Biraz tefekkür edince anlıyorsunuz; aslında düşman, Gazze’yi yavaş yavaş öldürürken coğrafyamız insanının inanç ve değerlerini zayıflatan kültürel işgalini çok önceden tamamlamış ki bu mezalimi cüretkarca devam ettirebiliyor.

Hatta öyle bir düzenek kurmuş ki; coğrafyamızda yaptığı katliamların askeri harcamalarını ve kültürel işgale harcadığı paranın fazlasını müstemleke valileri gözüyle baktığı bu saltanat sevdalısı kişiliksizlerden tahsil ediyor.

Bu kişiliksizlerin vurdumduymazlığı karşısında Avrupalı liderlerin insani görünen açıklamaları ise tam bir Alicengiz oyunu misali...

Bakmayın öyle İngiltere, Fransa ve Kanada’nın bu hafta içerisinde israil’i kınayan açıklamalarına...

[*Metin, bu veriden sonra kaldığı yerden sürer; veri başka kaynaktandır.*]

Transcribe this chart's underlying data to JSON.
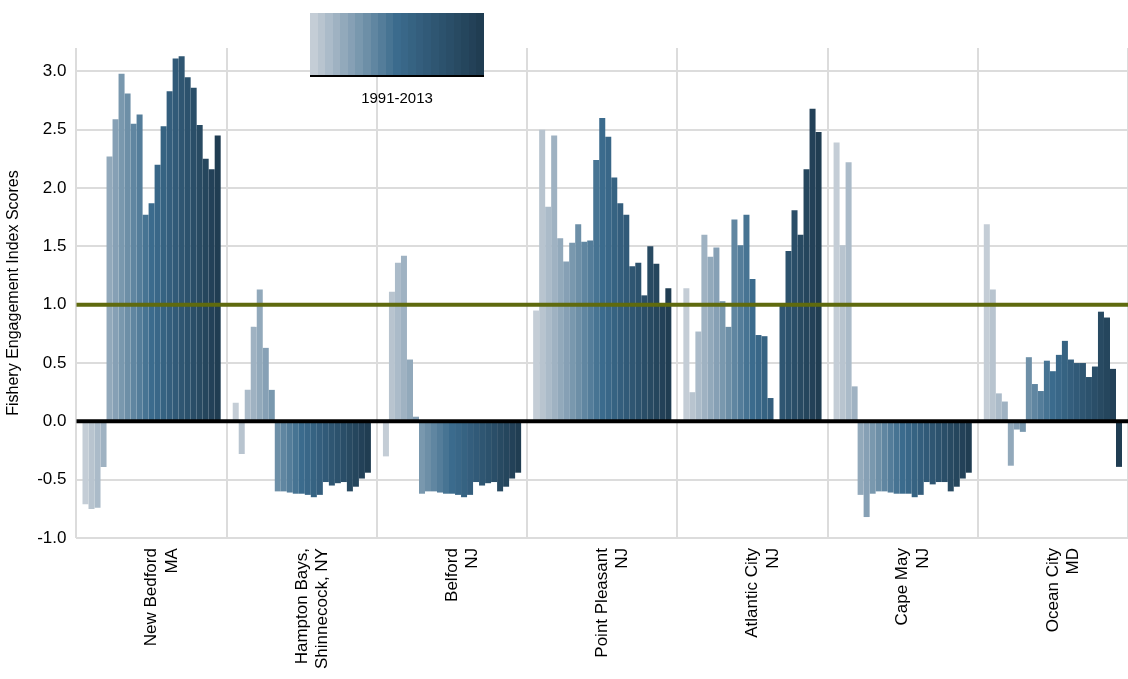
{
  "chart_data": {
    "type": "bar",
    "ylabel": "Fishery Engagement Index Scores",
    "legend_title": "1991-2013",
    "grid": true,
    "categories": [
      "New Bedford\nMA",
      "Hampton Bays,\nShinnecock, NY",
      "Belford\nNJ",
      "Point Pleasant\nNJ",
      "Atlantic City\nNJ",
      "Cape May\nNJ",
      "Ocean City\nMD"
    ],
    "ylim": [
      -1.0,
      3.2
    ],
    "yticks": [
      {
        "value": -1,
        "label": "-1.0"
      },
      {
        "value": -0.5,
        "label": "-0.5"
      },
      {
        "value": 0,
        "label": "0.0"
      },
      {
        "value": 0.5,
        "label": "0.5"
      },
      {
        "value": 1,
        "label": "1.0"
      },
      {
        "value": 1.5,
        "label": "1.5"
      },
      {
        "value": 2,
        "label": "2.0"
      },
      {
        "value": 2.5,
        "label": "2.5"
      },
      {
        "value": 3,
        "label": "3.0"
      }
    ],
    "ref_lines": [
      {
        "axis": "y",
        "value": 1,
        "color": "#5f6a0e"
      },
      {
        "axis": "y",
        "value": 0,
        "color": "#000000"
      }
    ],
    "series": [
      {
        "color": "#c4cdd6",
        "values": [
          -0.71,
          0.16,
          -0.3,
          0.95,
          1.14,
          2.39,
          1.69
        ]
      },
      {
        "color": "#b8c4cf",
        "values": [
          -0.75,
          -0.28,
          1.11,
          2.5,
          0.25,
          1.51,
          1.13
        ]
      },
      {
        "color": "#abbbc9",
        "values": [
          -0.74,
          0.27,
          1.36,
          1.84,
          0.77,
          2.22,
          0.24
        ]
      },
      {
        "color": "#9fb2c2",
        "values": [
          -0.39,
          0.81,
          1.42,
          2.45,
          1.6,
          0.3,
          0.17
        ]
      },
      {
        "color": "#92a9bb",
        "values": [
          2.27,
          1.13,
          0.53,
          1.57,
          1.41,
          -0.63,
          -0.38
        ]
      },
      {
        "color": "#86a0b5",
        "values": [
          2.59,
          0.63,
          0.04,
          1.37,
          1.49,
          -0.82,
          -0.07
        ]
      },
      {
        "color": "#7998ae",
        "values": [
          2.98,
          0.27,
          -0.62,
          1.53,
          1.03,
          -0.62,
          -0.09
        ]
      },
      {
        "color": "#6d8fa7",
        "values": [
          2.81,
          -0.6,
          -0.6,
          1.69,
          0.81,
          -0.6,
          0.55
        ]
      },
      {
        "color": "#6086a1",
        "values": [
          2.55,
          -0.6,
          -0.6,
          1.54,
          1.73,
          -0.6,
          0.32
        ]
      },
      {
        "color": "#547d9a",
        "values": [
          2.63,
          -0.61,
          -0.61,
          1.55,
          1.51,
          -0.61,
          0.26
        ]
      },
      {
        "color": "#477493",
        "values": [
          1.77,
          -0.62,
          -0.62,
          2.24,
          1.77,
          -0.62,
          0.52
        ]
      },
      {
        "color": "#3b6b8d",
        "values": [
          1.87,
          -0.62,
          -0.62,
          2.6,
          1.22,
          -0.62,
          0.43
        ]
      },
      {
        "color": "#396788",
        "values": [
          2.2,
          -0.63,
          -0.63,
          2.44,
          0.74,
          -0.62,
          0.57
        ]
      },
      {
        "color": "#366382",
        "values": [
          2.53,
          -0.65,
          -0.65,
          2.09,
          0.73,
          -0.65,
          0.69
        ]
      },
      {
        "color": "#345e7d",
        "values": [
          2.83,
          -0.63,
          -0.63,
          1.87,
          0.2,
          -0.63,
          0.53
        ]
      },
      {
        "color": "#315a78",
        "values": [
          3.11,
          -0.52,
          -0.52,
          1.77,
          0,
          -0.52,
          0.5
        ]
      },
      {
        "color": "#2f5672",
        "values": [
          3.13,
          -0.55,
          -0.55,
          1.33,
          1.0,
          -0.54,
          0.5
        ]
      },
      {
        "color": "#2c526d",
        "values": [
          2.95,
          -0.53,
          -0.53,
          1.36,
          1.46,
          -0.52,
          0.38
        ]
      },
      {
        "color": "#2a4e68",
        "values": [
          2.86,
          -0.52,
          -0.52,
          1.08,
          1.81,
          -0.52,
          0.47
        ]
      },
      {
        "color": "#284a62",
        "values": [
          2.54,
          -0.6,
          -0.6,
          1.5,
          1.6,
          -0.6,
          0.94
        ]
      },
      {
        "color": "#25465d",
        "values": [
          2.25,
          -0.56,
          -0.56,
          1.35,
          2.16,
          -0.56,
          0.89
        ]
      },
      {
        "color": "#234158",
        "values": [
          2.16,
          -0.49,
          -0.49,
          1.0,
          2.68,
          -0.49,
          0.45
        ]
      },
      {
        "color": "#203d52",
        "values": [
          2.45,
          -0.44,
          -0.44,
          1.14,
          2.48,
          -0.44,
          -0.39
        ]
      }
    ]
  }
}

Siyonizmin koşulsuz destekçisi ABD’nin müttefiği bu ülkeler işgalci israil’in Gazze’yi bombalayan silahlarını temin eden hatta bizzat katılım gösteren ülkeler...

Birileri bu ikiyüzlü açıklamalara inanabilir ancak ben bunun da oynanan tiyatronun bir parçası olduğuna inanıyorum. Evler, camiler, okullar, hastaneler, çadırların bombalanarak 20 bini çocuk 55 bine yakın insanın vahşice katledildiği, aşılmayan hiçbir kırmızıçizginin kalmadığı 19 ay boyunca neredeydiniz!..

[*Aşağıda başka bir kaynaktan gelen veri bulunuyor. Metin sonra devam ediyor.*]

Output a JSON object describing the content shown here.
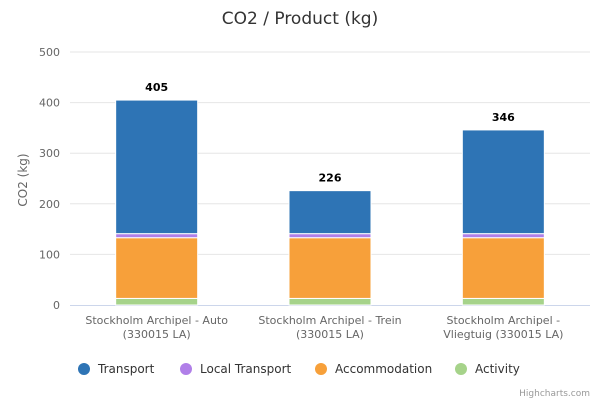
{
  "chart_data": {
    "type": "bar",
    "stacked": true,
    "title": "CO2 / Product (kg)",
    "ylabel": "CO2 (kg)",
    "ylim": [
      0,
      500
    ],
    "yticks": [
      0,
      100,
      200,
      300,
      400,
      500
    ],
    "categories": [
      [
        "Stockholm Archipel - Auto",
        "(330015 LA)"
      ],
      [
        "Stockholm Archipel - Trein",
        "(330015 LA)"
      ],
      [
        "Stockholm Archipel -",
        "Vliegtuig (330015 LA)"
      ]
    ],
    "series": [
      {
        "name": "Activity",
        "color": "#a6d38a",
        "values": [
          13,
          13,
          13
        ]
      },
      {
        "name": "Accommodation",
        "color": "#f7a03a",
        "values": [
          120,
          120,
          120
        ]
      },
      {
        "name": "Local Transport",
        "color": "#b07fe8",
        "values": [
          8,
          8,
          8
        ]
      },
      {
        "name": "Transport",
        "color": "#2e74b5",
        "values": [
          264,
          85,
          205
        ]
      }
    ],
    "totals": [
      "405",
      "226",
      "346"
    ],
    "legend": {
      "position": "bottom",
      "items": [
        "Transport",
        "Local Transport",
        "Accommodation",
        "Activity"
      ]
    },
    "grid": true
  },
  "credits": "Highcharts.com"
}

Eğer kınamalarınızda samimiyseniz terörist israil’e silah vermeyin de bakın bakalım saldırılar duruyor mu, durmuyor mu?

Ama yok, samimi değiller.

Çünkü İngiltere Başbakanı Starmer’in kınama açıklaması yaptığı bu hafta içerisinde bir gece; İngiltere’nin Kıbrıs'taki üssünden Tel Aviv'e silah ve asker taşıyabilen bir askeri nakliye uçağı gönderdiğini ve ayrıca işgalci israil'in katliamında yardımcı olma amaçlı istihbarat toplamak üzere Gazze üzerinde bir casus uçağı gönderdiğini biliyoruz.

Anlayacağınız tek dertleri, bir asırdır destekledikleri israil’e zaman kazandırmak...

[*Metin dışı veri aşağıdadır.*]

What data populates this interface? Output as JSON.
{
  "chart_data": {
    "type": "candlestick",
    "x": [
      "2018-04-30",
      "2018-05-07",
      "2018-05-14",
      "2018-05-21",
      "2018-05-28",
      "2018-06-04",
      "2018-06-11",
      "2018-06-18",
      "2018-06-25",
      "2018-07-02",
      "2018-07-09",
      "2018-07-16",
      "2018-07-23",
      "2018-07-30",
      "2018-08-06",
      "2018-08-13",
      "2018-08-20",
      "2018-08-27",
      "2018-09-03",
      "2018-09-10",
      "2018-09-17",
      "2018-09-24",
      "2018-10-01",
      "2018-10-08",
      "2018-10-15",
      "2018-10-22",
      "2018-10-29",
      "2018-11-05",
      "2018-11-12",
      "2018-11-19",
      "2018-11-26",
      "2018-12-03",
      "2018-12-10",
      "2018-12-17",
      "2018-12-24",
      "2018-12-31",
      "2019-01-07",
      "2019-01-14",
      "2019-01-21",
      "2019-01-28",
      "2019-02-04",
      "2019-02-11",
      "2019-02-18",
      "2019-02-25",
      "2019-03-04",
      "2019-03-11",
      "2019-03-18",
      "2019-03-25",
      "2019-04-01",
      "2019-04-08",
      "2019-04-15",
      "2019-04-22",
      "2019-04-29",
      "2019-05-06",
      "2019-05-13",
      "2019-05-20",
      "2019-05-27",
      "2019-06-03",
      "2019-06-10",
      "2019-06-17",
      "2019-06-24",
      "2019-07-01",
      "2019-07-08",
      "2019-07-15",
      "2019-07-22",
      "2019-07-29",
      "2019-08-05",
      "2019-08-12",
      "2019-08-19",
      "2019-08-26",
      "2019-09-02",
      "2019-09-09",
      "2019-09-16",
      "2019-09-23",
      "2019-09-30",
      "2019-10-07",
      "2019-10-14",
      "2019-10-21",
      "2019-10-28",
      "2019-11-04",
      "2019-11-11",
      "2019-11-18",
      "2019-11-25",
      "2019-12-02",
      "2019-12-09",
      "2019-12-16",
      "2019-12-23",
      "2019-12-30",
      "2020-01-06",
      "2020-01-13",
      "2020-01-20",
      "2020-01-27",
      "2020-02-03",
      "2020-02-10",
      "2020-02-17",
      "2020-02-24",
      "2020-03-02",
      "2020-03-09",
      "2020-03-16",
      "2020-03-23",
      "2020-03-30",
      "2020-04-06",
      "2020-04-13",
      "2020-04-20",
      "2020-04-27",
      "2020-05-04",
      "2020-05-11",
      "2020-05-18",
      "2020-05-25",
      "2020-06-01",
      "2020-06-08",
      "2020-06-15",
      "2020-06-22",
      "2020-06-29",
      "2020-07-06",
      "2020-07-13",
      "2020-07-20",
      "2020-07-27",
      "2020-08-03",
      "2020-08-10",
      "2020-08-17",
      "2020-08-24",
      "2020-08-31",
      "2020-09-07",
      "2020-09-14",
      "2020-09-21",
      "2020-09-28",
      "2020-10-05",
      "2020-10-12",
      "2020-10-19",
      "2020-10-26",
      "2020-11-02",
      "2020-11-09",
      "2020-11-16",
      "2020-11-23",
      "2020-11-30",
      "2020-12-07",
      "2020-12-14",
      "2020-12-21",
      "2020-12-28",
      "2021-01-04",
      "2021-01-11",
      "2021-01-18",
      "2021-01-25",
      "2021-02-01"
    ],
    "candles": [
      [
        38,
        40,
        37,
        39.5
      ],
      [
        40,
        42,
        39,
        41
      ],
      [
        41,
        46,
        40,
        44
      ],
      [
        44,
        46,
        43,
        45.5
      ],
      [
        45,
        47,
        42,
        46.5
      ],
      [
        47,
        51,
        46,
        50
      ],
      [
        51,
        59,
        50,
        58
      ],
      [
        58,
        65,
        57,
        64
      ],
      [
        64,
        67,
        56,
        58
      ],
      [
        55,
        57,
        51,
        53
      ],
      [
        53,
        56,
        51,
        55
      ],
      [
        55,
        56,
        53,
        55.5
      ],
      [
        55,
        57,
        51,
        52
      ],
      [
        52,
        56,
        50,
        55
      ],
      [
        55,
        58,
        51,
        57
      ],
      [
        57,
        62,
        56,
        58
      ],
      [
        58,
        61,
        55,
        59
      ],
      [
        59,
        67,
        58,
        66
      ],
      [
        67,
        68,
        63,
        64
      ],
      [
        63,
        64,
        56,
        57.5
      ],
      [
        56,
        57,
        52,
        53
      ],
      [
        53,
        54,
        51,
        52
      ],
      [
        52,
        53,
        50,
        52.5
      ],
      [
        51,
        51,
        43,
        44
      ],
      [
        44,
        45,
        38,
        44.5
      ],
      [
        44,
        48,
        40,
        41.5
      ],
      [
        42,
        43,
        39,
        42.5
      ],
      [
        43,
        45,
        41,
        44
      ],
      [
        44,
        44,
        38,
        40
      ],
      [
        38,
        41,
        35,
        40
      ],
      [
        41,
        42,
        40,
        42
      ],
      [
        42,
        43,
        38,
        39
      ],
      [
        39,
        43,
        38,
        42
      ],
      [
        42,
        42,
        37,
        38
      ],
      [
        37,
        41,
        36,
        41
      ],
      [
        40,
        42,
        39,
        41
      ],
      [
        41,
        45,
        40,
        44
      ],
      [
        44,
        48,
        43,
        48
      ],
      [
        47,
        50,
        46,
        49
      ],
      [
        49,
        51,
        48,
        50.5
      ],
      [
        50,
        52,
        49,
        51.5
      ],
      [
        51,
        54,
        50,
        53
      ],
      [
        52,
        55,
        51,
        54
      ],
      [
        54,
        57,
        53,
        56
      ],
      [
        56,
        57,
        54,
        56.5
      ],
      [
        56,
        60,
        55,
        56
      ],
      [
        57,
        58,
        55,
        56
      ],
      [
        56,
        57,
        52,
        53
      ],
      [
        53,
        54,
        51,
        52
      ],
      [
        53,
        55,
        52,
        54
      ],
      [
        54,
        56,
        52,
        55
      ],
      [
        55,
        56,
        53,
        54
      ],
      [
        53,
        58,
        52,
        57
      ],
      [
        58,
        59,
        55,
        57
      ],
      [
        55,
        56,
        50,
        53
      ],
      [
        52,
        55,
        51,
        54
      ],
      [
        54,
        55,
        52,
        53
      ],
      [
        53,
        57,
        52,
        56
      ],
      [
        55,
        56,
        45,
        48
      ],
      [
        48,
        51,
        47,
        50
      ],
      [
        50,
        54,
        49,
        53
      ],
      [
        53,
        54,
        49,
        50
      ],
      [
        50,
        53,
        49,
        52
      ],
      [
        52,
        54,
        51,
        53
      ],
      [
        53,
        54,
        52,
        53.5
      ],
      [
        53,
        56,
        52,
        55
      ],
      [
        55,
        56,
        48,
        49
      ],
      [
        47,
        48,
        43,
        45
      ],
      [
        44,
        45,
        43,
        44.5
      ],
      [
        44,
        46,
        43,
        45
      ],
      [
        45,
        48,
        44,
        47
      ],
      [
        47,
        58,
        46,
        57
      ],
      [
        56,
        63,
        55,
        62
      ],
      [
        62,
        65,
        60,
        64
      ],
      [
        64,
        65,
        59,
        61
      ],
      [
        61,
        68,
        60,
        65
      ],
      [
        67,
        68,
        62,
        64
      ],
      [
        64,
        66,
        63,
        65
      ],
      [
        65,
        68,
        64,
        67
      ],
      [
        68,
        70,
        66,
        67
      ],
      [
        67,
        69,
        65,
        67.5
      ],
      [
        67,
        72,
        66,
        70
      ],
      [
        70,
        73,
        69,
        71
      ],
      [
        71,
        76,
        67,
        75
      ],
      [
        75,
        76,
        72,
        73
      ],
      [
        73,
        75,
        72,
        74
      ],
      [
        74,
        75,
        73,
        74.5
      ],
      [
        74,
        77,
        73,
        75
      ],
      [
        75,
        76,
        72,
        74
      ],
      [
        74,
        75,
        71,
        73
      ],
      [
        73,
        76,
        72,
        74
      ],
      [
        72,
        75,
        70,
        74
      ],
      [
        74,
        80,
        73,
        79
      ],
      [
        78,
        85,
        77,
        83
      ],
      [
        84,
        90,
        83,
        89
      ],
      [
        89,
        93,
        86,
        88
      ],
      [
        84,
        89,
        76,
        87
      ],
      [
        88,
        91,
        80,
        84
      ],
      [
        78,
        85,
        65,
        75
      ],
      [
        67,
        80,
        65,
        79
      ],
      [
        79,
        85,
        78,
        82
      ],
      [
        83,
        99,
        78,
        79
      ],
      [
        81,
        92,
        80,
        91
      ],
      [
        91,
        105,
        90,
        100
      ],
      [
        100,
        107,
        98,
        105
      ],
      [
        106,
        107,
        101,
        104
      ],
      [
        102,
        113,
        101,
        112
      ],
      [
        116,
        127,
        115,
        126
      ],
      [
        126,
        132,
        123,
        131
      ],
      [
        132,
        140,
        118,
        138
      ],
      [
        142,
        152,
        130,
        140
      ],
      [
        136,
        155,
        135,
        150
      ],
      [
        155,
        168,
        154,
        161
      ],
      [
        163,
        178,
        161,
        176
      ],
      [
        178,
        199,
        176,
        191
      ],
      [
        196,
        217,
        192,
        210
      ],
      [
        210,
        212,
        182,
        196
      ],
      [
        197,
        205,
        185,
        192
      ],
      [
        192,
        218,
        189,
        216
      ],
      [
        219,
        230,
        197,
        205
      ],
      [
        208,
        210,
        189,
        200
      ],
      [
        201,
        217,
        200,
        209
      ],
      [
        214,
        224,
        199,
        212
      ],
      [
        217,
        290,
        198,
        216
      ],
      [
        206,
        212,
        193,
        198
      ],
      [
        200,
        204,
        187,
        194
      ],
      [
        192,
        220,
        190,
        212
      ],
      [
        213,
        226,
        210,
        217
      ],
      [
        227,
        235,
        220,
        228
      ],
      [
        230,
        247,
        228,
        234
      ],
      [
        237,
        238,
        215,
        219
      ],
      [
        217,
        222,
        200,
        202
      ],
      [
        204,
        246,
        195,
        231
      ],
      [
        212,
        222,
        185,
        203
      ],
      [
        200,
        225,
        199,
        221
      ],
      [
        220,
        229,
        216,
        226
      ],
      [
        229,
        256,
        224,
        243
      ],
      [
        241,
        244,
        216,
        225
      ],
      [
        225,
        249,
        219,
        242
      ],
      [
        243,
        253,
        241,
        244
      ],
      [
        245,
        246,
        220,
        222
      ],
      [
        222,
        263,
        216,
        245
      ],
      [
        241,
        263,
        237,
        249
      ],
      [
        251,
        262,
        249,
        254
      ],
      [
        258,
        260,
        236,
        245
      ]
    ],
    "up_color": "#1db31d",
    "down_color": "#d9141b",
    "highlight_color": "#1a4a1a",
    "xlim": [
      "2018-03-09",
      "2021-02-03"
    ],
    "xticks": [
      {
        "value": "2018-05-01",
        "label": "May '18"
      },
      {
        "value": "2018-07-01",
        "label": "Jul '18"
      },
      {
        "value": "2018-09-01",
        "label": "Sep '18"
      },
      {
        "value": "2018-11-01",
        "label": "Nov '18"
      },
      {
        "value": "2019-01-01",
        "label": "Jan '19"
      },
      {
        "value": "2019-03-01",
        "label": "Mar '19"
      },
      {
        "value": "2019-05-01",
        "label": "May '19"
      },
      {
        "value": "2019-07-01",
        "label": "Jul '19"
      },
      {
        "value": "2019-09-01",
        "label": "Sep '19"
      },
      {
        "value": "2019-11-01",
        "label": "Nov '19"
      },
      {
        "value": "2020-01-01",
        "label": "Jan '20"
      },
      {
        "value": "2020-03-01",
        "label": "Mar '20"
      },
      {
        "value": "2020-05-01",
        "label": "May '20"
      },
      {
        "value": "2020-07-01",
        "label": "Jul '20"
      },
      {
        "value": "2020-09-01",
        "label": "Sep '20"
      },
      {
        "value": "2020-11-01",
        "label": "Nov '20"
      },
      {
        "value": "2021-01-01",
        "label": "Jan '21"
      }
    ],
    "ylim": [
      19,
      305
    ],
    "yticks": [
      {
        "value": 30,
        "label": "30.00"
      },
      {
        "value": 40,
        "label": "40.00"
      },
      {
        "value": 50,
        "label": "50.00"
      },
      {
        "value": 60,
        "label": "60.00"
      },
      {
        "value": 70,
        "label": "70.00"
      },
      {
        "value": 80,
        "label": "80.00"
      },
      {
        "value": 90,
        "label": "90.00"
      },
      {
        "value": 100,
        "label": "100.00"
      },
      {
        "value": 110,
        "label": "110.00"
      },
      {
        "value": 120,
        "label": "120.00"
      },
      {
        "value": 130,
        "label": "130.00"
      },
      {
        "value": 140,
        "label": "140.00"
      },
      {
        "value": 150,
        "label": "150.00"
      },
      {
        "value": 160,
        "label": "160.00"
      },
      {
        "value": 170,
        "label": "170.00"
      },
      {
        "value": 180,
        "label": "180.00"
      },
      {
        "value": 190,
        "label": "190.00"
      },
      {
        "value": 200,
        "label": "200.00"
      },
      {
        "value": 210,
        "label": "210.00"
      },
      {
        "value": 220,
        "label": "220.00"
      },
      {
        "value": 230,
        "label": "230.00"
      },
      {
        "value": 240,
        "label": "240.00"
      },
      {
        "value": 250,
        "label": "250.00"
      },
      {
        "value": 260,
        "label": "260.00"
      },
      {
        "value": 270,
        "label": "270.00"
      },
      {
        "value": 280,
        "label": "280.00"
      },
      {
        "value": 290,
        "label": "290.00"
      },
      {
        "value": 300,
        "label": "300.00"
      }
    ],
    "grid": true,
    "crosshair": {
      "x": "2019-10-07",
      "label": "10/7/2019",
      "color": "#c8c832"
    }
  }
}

Yüzlerce ton bomba ve güce rağmen Kassam mücahitlerine güç yetiremeyen terörist israil’in 80 gündür uyguladığı aç bırakma soykırımı karşısında her geçen gün artan protestoların kendi yönetimlerini de tehlikeli bir sürece doğru ittiğini gören bu batılı ülkeler, açıkçası halklarının sesine kulak veriyormuş gibi bir repliğe soyunmuş durumdalar. Yani tiyatro devam ediyor.

Ve bu tekrarlanan korkunç katliam ve açlık krizi; batı kaynaklı uluslararası haber kanallarında “Ortadoğu insanının kaderi”ymiş gibi olağan bir şekilde sunulurken, Türkiye’deki televizyon ekranlarında ise yolsuzluk ve hırsızlığı üzerine konuşulup tartışılan bir siyasetçiye ayrılan zaman kadar bile değer bulmuyor artık.

Bu acı sessizlik, vurdumduymazlık, vicdansızlık ve hissizliğin ötesinde; elinde imkânı olup da yapılan kötülüğü engellemeyen herkesi yapılan soykırıma ortak ediyor, biline!